By Matthew Krumholtz, Guest Contributor
COVID-19 has magnified unsustainable levels of inequality across the U.S. From access to health coverage to disproportionate mortality rates in communities of color, this pandemic has acted like a tracer dye through our systems and institutions, revealing the intersectional vulnerabilities of historically marginalized communities. For nonprofits, addressing the critical issues surrounding racial equity is as urgent as ever, even while obstacles to funding streams and opportunities for systemic change emerge with greater clarity.
Not only have communities of color suffered from higher infection rates of COVID-19, people of color are in higher need of support, since they make up a disproportionate percentage of the low-wage workforce and the precarious jobs that are being cut.
Many funders are responding to the crisis of inequity with new grant making strategies that incorporate a racial equity lens. As the Bridgespan Group notes, nonprofit organizations led by people of color face greater barriers to necessary resources and are at far higher risk of closure –– at a moment of critical urgency for the communities they are serving. The Bridgespan Group recommends that funders take a racial equity approach to giving in contrast to a race-neutral framing, which does nothing to address the structural racism –– historically rooted and socially reinforced –– that underlies the vast disparities we are witnessing through the course of the pandemic.

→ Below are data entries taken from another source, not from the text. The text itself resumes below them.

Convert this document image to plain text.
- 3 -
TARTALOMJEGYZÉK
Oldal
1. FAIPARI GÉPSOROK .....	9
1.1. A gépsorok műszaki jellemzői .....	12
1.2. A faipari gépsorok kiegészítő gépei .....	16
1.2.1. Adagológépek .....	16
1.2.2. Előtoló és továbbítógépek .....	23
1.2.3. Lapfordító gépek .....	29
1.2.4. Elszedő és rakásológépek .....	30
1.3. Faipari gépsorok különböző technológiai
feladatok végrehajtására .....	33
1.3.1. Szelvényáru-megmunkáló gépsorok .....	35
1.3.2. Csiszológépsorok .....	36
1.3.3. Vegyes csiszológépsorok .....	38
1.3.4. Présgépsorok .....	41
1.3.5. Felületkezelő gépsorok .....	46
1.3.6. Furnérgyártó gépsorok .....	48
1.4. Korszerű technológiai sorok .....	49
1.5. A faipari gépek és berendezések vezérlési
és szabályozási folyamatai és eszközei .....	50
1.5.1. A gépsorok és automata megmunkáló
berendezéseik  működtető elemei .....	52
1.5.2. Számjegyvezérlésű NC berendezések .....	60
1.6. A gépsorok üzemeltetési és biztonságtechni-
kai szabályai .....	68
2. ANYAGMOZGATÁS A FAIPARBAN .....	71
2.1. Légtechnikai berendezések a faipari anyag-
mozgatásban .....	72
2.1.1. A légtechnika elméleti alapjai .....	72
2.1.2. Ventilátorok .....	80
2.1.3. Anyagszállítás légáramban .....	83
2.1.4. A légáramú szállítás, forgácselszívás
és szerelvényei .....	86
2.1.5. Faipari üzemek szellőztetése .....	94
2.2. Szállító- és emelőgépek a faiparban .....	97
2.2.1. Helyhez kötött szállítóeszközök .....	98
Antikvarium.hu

A prominent solution that has been widely echoed relates to the need for organizations to demonstrate and measure their impact. Advice related to unequal funding for racial equity often centers on building data systems and reporting tools to demonstrate to funders the success of relevant programs. However, the organizations that have the most impact in serving communities of color are not necessarily the ones with the resources to develop time-intensive, data-driven cases for philanthropic support.
In Nonprofit Quarterly, Lori Villarosa points out that financial disparities are so deeply rooted in the nonprofit sector that funders risk perpetuating the status quo, unless they intentionally shift the focus and scope of their grant making.
Villarosa usefully advocates for seeing racial equity and racial justice as two sides of the same coin, with the former being a critical need and the latter a transformative vision. Not satisfied by naming and understanding the structural barriers that disproportionately face communities of color, a racial justice approach examines the systems-wide solutions that address inequities and move us toward a more just, inclusive society.
This movement from awareness to action requires looking at interventions from a systems-level perspective. The interlocking vulnerabilities experienced by communities of color demand transformational change, where each of us –– as nonprofits, consultants and funders ––determine how we can multiply our impact by working together toward a shared aim of racial justice.
COVID-19 has laid bare the unsustainability of a system built on the debased scaffolding of structural racism. Repairing this broken system will take a bold collective effort, and nonprofit organizations are a critical point of light in the constellation of change we need.